Certains montants avaient été crédités sur ses comptes personnels, à l'initiative des plaignants, pour se soustraire à la TVA, mais également pour qu'il puisse procéder à l'achat de biens pour leur maison à prix réduits grâce à sa profession.

L'entrée de A______ et B______ au capital social de D______ SÀRL avait certes été discutée à une occasion, mais le projet ne s'était pas concrétisé et aucun paiement n'avait été réalisé à cette fin. Les plaignants confondaient sans doute les versements liés aux factures des travaux avec le projet d'investissement qui n'avait jamais vu le jour. Ces derniers n'avaient jamais investi dans la société D______ SÀRL; tout au plus avaient-ils payé EUR 20'000.- pour qu'il puisse acquérir une nouvelle camionnette pour sa société. Cette somme avait néanmoins été déduite des factures liées aux travaux.

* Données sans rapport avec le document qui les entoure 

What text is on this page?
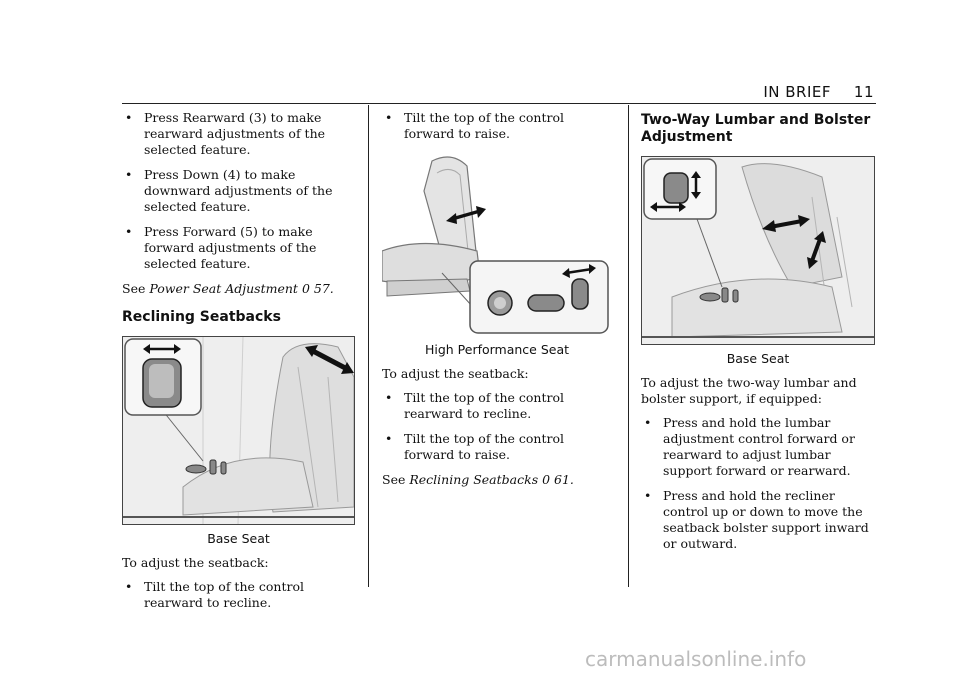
IN BRIEF 11

• Press Rearward (3) to make rearward adjustments of the selected feature.

• Press Down (4) to make downward adjustments of the selected feature.

• Press Forward (5) to make forward adjustments of the selected feature.

See Power Seat Adjustment 0 57.

Reclining Seatbacks
Base Seat

To adjust the seatback:

• Tilt the top of the control rearward to recline.

• Tilt the top of the control forward to raise.

High Performance Seat

To adjust the seatback:

• Tilt the top of the control rearward to recline.

• Tilt the top of the control forward to raise.

See Reclining Seatbacks 0 61.

Two-Way Lumbar and Bolster Adjustment
Base Seat

To adjust the two-way lumbar and bolster support, if equipped:

• Press and hold the lumbar adjustment control forward or rearward to adjust lumbar support forward or rearward.

• Press and hold the recliner control up or down to move the seatback bolster support inward or outward.

carmanualsonline.info
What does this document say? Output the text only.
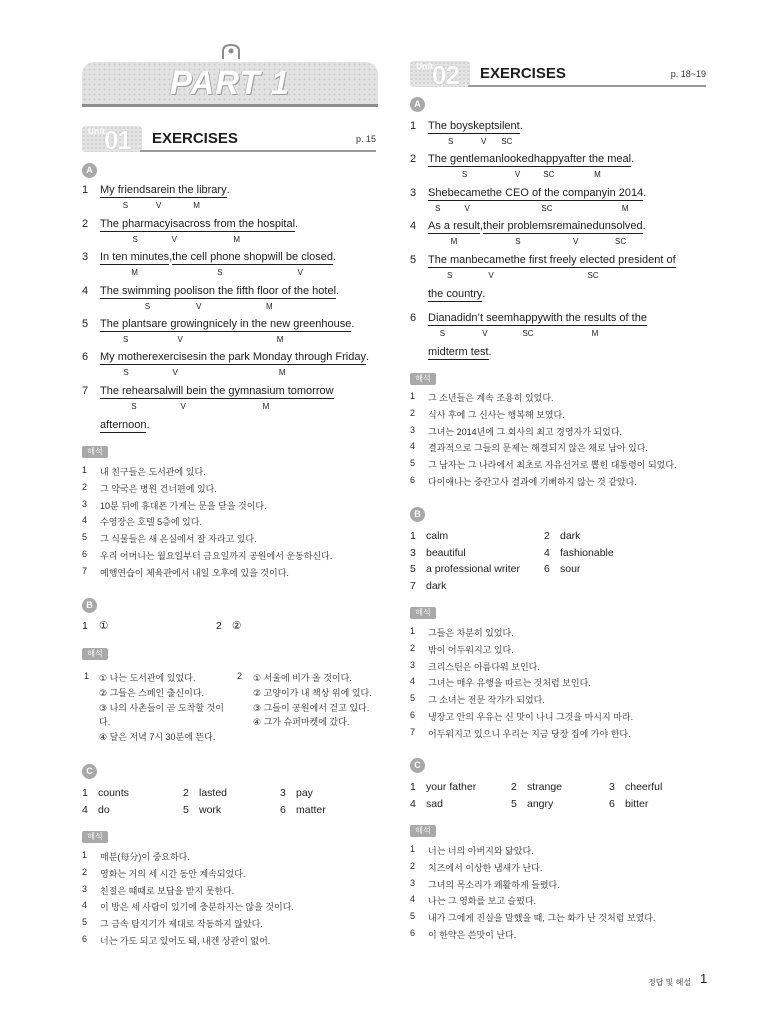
PART 1
Unit
01 EXERCISES	p. 15
A
1	My friends
S
are
V
in the library
M
.
2	The pharmacy
S
is
V
across from the hospital
M
.
3	In ten minutes
M
,the cell phone shop
S
will be closed
V
.
4	The swimming pool
S
is
V
on the fifth floor of the hotel
M
.
5	The plants
S
are growing
V
nicely in the new greenhouse
M
.
6	My mother
S
exercises
V
in the park Monday through Friday
M
.
7	The rehearsal
S
will be
V
in the gymnasium tomorrow
M
afternoon.
해석
1 내 친구들은 도서관에 있다.
2 그 약국은 병원 건너편에 있다.
3 10분 뒤에 휴대폰 가게는 문을 닫을 것이다.
4 수영장은 호텔 5층에 있다.
5 그 식물들은 새 온실에서 잘 자라고 있다.
6 우리 어머니는 월요일부터 금요일까지 공원에서 운동하신다.
7 예행연습이 체육관에서 내일 오후에 있을 것이다.
B
1 ①	2 ②
해석
1 ① 나는 도서관에 있었다.
② 그들은 스페인 출신이다.
③ 나의 사촌들이 곧 도착할 것이
다.
④ 달은 저녁 7시 30분에 뜬다.
2 ① 서울에 비가 올 것이다.
② 고양이가 내 책상 위에 있다.
③ 그들이 공원에서 걷고 있다.
④ 그가 슈퍼마켓에 갔다.
C
1 counts	2 lasted	3 pay
4 do	5 work	6 matter
해석
1 매분(每分)이 중요하다.
2 영화는 거의 세 시간 동안 계속되었다.
3 친절은 때때로 보답을 받지 못한다.
4 이 방은 세 사람이 있기에 충분하지는 않을 것이다.
5 그 금속 탐지기가 제대로 작동하지 않았다.
6 너는 가도 되고 있어도 돼, 내겐 상관이 없어.
Unit
02 EXERCISES	p. 18~19
A
1	The boys
S
kept
V
silent
SC
.
2	The gentleman
S
looked
V
happy
SC
after the meal
M
.
3	She
S
became
V
the CEO of the company
SC
in 2014
M
.
4	As a result
M
,their problems
S
remained
V
unsolved
SC
.
5	The man
S
became
V
the first freely elected president of
SC
the country.
6	Diana
S
didn’t seem
V
happy
SC
with the results of the
M
midterm test.
해석
1 그 소년들은 계속 조용히 있었다.
2 식사 후에 그 신사는 행복해 보였다.
3 그녀는 2014년에 그 회사의 최고 경영자가 되었다.
4 결과적으로 그들의 문제는 해결되지 않은 채로 남아 있다.
5 그 남자는 그 나라에서 최초로 자유선거로 뽑힌 대통령이 되었다.
6 다이애나는 중간고사 결과에 기뻐하지 않는 것 같았다.
B
1 calm	2 dark
3 beautiful	4 fashionable
5 a professional writer 6 sour
7 dark
해석
1 그들은 차분히 있었다.
2 밖이 어두워지고 있다.
3 크리스틴은 아름다워 보인다.
4 그녀는 매우 유행을 따르는 것처럼 보인다.
5 그 소녀는 전문 작가가 되었다.
6 냉장고 안의 우유는 신 맛이 나니 그것을 마시지 마라.
7 어두워지고 있으니 우리는 지금 당장 집에 가야 한다.
C
1 your father	2 strange	3 cheerful
4 sad	5 angry	6 bitter
해석
1 너는 너의 아버지와 닮았다.
2 치즈에서 이상한 냄새가 난다.
3 그녀의 목소리가 쾌활하게 들렸다.
4 나는 그 영화를 보고 슬펐다.
5 내가 그에게 진실을 말했을 때, 그는 화가 난 것처럼 보였다.
6 이 한약은 쓴맛이 난다.
정답 및 해설 1
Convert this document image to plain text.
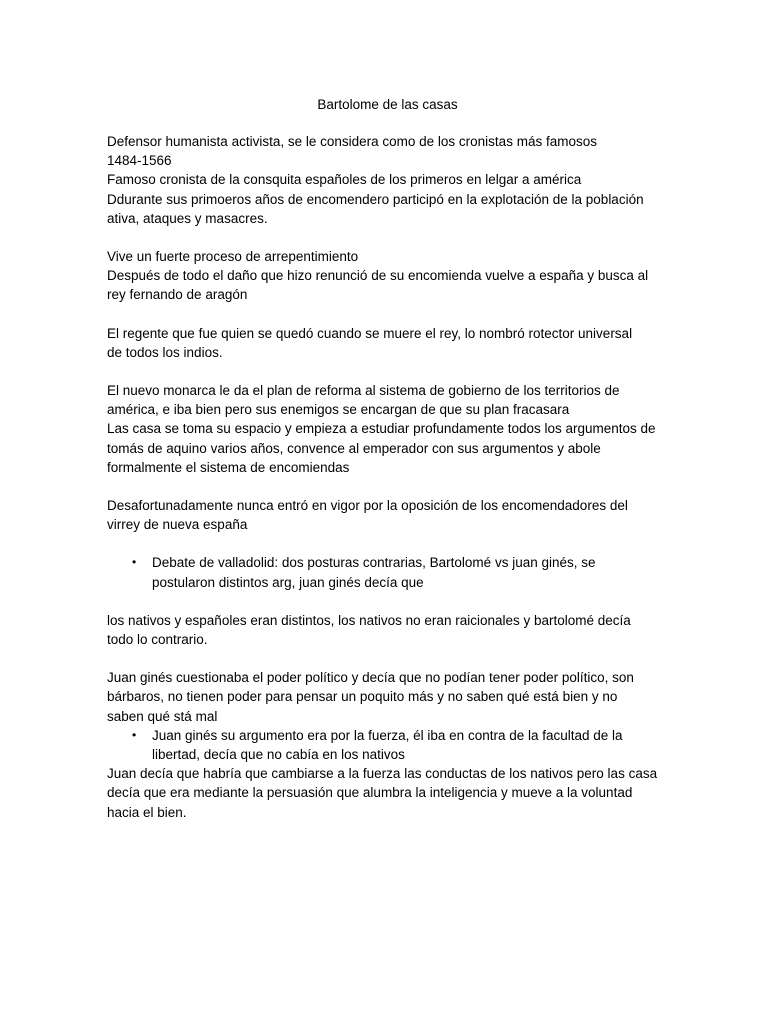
Bartolome de las casas
Defensor humanista activista, se le considera como de los cronistas más famosos
1484-1566
Famoso cronista de la consquita españoles de los primeros en lelgar a américa
Ddurante sus primoeros años de encomendero participó en la explotación de la población
ativa, ataques y masacres.
Vive un fuerte proceso de arrepentimiento
Después de todo el daño que hizo renunció de su encomienda vuelve a españa y busca al
rey fernando de aragón
El regente que fue quien se quedó cuando se muere el rey, lo nombró rotector universal
de todos los indios.
El nuevo monarca le da el plan de reforma al sistema de gobierno de los territorios de
américa, e iba bien pero sus enemigos se encargan de que su plan fracasara
Las casa se toma su espacio y empieza a estudiar profundamente todos los argumentos de
tomás de aquino varios años, convence al emperador con sus argumentos y abole
formalmente el sistema de encomiendas
Desafortunadamente nunca entró en vigor por la oposición de los encomendadores del
virrey de nueva españa
• Debate de valladolid: dos posturas contrarias, Bartolomé vs juan ginés, se
postularon distintos arg, juan ginés decía que
los nativos y españoles eran distintos, los nativos no eran raicionales y bartolomé decía
todo lo contrario.
Juan ginés cuestionaba el poder político y decía que no podían tener poder político, son
bárbaros, no tienen poder para pensar un poquito más y no saben qué está bien y no
saben qué stá mal
• Juan ginés su argumento era por la fuerza, él iba en contra de la facultad de la
libertad, decía que no cabía en los nativos
Juan decía que habría que cambiarse a la fuerza las conductas de los nativos pero las casa
decía que era mediante la persuasión que alumbra la inteligencia y mueve a la voluntad
hacia el bien.
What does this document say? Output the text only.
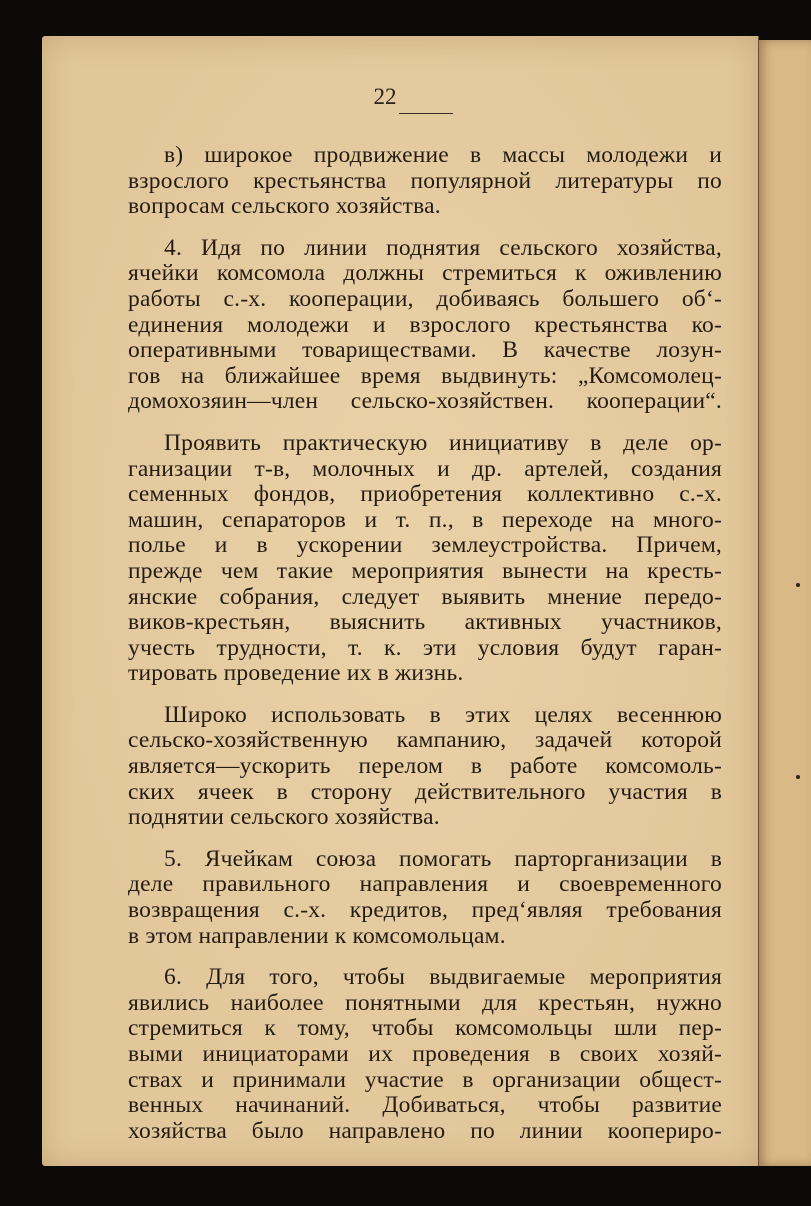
22

в) широкое продвижение в массы молодежи и
взрослого крестьянства популярной литературы по
вопросам сельского хозяйства.

4. Идя по линии поднятия сельского хозяйства,
ячейки комсомола должны стремиться к оживлению
работы с.-х. кооперации, добиваясь большего об‘-
единения молодежи и взрослого крестьянства ко-
оперативными товариществами. В качестве лозун-
гов на ближайшее время выдвинуть: „Комсомолец-
домохозяин—член сельско-хозяйствен. кооперации“.

Проявить практическую инициативу в деле ор-
ганизации т-в, молочных и др. артелей, создания
семенных фондов, приобретения коллективно с.-х.
машин, сепараторов и т. п., в переходе на много-
полье и в ускорении землеустройства. Причем,
прежде чем такие мероприятия вынести на кресть-
янские собрания, следует выявить мнение передо-
виков-крестьян, выяснить активных участников,
учесть трудности, т. к. эти условия будут гаран-
тировать проведение их в жизнь.

Широко использовать в этих целях весеннюю
сельско-хозяйственную кампанию, задачей которой
является—ускорить перелом в работе комсомоль-
ских ячеек в сторону действительного участия в
поднятии сельского хозяйства.

5. Ячейкам союза помогать парторганизации в
деле правильного направления и своевременного
возвращения с.-х. кредитов, пред‘являя требования
в этом направлении к комсомольцам.

6. Для того, чтобы выдвигаемые мероприятия
явились наиболее понятными для крестьян, нужно
стремиться к тому, чтобы комсомольцы шли пер-
выми инициаторами их проведения в своих хозяй-
ствах и принимали участие в организации общест-
венных начинаний. Добиваться, чтобы развитие
хозяйства было направлено по линии коопериро-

La pandémie de Covid-19 et l'absence de tenue de la comptabilité depuis février 2020 avaient conduit à la faillite de D______ SÀRL.

d.b. C______ a remis à la police vingt-et-une factures émises par D______ SÀRL – comportant la mention "payé" –, relatives aux travaux réalisés pour le compte des plaignants, d'un montant total de EUR 1'072'798.- ; des photographies prises desdits travaux et un décompte des paiements réalisés par A______ et B______, d'un montant de EUR 1'113'864.88.

e. Dans son rapport de renseignements du 4 mai 2021, la police a constaté que la société D______ SÀRL avait été gérée de "façon plus que légère", le manque de contrôle et l'accumulation de charges inutiles ayant mené à sa liquidation.

En revanche, des travaux semblaient bel et bien avoir été réalisés dans le logement de A______ et B______. Si les montant facturés par D______ SÀRL paraissaient élevés, les prénommés s'étaient néanmoins acquittés de toutes les factures qui leur avaient été adressées. Ils avaient en outre systématiquement indiqué en référence de leurs paiements les travaux de rénovation, de sorte qu'ils connaissaient la destination de leurs fonds.

f. Le 27 mai 2021, A______ et B______, sous la plume de leur conseil, ont, en référence aux pièces produites par C______, contesté avoir affecté EUR 1'113'864.88 aux travaux de rénovation. En effet, selon l'expertise immobilière réalisée le 9 février 2019 – annexée au courrier –, la valeur vénale de leur villa était estimée, avant travaux, à EUR 477'000.-. Ils voyaient dès lors mal comment ils auraient pu "accepter" de débourser trois fois le prix de leur logement pour de "menus" travaux de rénovation.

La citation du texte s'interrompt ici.